Yaşanan an, beklenen gelecek, uzak gaybı kapsamak
üzere her mekân; uzak erimli kıyamet, kaynağı
uzak yağmur, gözlere gizli rahimler, zaman yönünden yakın
olmasına karşın bilinmezlik içinde kaybolan yarınki
kazanç ve tahminlerin derinine dalıp gittikleri ölüm ve
defin yeri arasındaki hayalin sıçrayışları
ve kalpte hareketlenen düşünceler açısından
geniş bir alan.
Kuşkusuz o boyutları ve çevreleri geniş bir
alandır. Fakat geniş tasvirsel değiniler, onun
alanını taradıktan sonra, çevrelerini yoklamaya başlıyor
ve sonunda bu çevreler hepsi bilinmeyen gayb noktasında bir
noktada düğümleniyorlar ve biz küçük kapalı bir
deliğin önünde dikilip kalıyoruz. Eğer orada
iğne deliği kadar bir delik açılsa, arkasında
yakınla uzak bir olacak, uzağı yakından
ayıramayacağız. Fakat o insanın yüzüne kapalı
kalacak. Çünkü o insanın güç yetirebileceğinin
üstünde ve insanın bilgisinin ötesindedir. Allah'a özgü
olarak kalacak, O'nun izni ile ve bir ölçü dahilinde olmanın
dışında onu kimse bilmeyecek. "Kuşkusuz
Allah bilen haber alandır..." O'nun
dışındakiler ne bilir ne de haber alır
anlamına.
Sure boyutları, derinlikleri, ufukları ve amaçları
geniş kapsamlı insanı ürperten bir gezide olduğu
gibi işte böyle sona eriyor. Kalp geniş kapsamlı
bu uzun geziden; çok dolaştığı, çok şey
yüklendiği ve bu alemler, sahneler ve canlı türleri
konusunda uzun uzun düşünceye daldığından
dolayı sendeleyerek dönüyor.
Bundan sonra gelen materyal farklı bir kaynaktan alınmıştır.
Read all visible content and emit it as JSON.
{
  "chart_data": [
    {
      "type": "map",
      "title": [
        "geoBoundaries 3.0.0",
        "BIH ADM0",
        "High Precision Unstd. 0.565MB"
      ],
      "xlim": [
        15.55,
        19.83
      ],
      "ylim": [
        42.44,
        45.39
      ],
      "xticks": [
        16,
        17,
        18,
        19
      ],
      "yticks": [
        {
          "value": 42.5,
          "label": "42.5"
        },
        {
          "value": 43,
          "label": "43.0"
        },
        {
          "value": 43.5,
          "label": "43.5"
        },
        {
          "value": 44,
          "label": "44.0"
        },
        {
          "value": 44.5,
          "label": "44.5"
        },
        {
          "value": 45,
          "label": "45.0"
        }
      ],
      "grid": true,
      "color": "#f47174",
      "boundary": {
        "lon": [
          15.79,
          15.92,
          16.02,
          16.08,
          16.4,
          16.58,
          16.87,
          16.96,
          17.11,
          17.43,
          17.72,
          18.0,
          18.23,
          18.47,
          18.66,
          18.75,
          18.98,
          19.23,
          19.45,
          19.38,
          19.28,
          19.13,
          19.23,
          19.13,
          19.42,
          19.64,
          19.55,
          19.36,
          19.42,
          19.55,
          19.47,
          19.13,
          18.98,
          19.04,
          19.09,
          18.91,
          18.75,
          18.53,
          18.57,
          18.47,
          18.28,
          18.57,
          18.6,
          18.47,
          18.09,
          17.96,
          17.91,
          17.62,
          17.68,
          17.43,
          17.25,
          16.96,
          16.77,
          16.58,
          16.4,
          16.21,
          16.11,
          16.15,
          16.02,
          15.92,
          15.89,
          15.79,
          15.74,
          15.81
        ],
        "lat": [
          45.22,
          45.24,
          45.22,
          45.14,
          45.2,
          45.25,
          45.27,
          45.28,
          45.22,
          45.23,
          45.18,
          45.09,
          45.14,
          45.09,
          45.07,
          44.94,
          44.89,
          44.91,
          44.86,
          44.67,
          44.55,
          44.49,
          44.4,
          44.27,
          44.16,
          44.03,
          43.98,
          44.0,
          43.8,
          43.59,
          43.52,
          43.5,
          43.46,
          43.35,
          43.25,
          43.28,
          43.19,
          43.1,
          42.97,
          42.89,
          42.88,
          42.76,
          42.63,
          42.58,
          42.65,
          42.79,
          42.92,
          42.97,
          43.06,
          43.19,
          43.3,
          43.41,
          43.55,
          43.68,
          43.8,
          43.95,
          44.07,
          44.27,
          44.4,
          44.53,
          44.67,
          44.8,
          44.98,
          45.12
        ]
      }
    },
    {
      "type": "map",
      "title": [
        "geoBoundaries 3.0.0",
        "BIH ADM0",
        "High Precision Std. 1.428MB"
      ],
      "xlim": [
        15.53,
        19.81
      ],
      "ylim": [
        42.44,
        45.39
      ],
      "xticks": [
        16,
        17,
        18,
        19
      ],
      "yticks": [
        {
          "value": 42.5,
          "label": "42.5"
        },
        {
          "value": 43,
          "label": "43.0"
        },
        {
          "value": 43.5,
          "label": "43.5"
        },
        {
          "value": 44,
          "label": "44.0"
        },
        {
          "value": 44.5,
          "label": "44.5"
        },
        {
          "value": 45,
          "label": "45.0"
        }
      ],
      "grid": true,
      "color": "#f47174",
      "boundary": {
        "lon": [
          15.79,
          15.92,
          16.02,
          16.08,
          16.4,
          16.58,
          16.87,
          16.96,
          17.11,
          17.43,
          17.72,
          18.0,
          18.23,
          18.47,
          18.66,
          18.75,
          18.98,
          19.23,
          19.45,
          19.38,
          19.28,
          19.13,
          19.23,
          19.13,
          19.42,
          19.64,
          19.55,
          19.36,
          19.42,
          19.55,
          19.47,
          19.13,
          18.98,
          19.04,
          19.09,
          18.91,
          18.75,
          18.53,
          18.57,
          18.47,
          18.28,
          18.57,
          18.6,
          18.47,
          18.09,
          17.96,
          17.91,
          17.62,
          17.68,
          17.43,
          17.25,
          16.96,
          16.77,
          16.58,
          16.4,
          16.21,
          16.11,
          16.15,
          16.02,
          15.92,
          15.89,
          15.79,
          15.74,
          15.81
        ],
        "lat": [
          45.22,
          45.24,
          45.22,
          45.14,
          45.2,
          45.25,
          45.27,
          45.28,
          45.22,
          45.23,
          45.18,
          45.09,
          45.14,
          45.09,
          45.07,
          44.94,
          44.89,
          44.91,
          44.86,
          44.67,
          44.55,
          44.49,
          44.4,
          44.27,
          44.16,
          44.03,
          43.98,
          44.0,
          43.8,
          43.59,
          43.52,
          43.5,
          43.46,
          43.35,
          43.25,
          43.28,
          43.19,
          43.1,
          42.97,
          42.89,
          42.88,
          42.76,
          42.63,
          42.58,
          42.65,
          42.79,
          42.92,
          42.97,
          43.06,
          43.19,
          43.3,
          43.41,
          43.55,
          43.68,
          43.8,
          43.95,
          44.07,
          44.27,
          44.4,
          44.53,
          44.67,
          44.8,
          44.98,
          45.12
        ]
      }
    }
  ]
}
Bütün bunların
yanında süre otuzdört ayetlik kısa bir süredir.
İşte otuzdört ayeti geçmeyen surenin içerdikleri.
Kalplerin yaratıcısı ve bu Kur'an'ı
kalplerdeki hastalıklara şifa, mü'minlere yol
gösterici ve rahmet olarak indiren Allah ne kadar yücedir.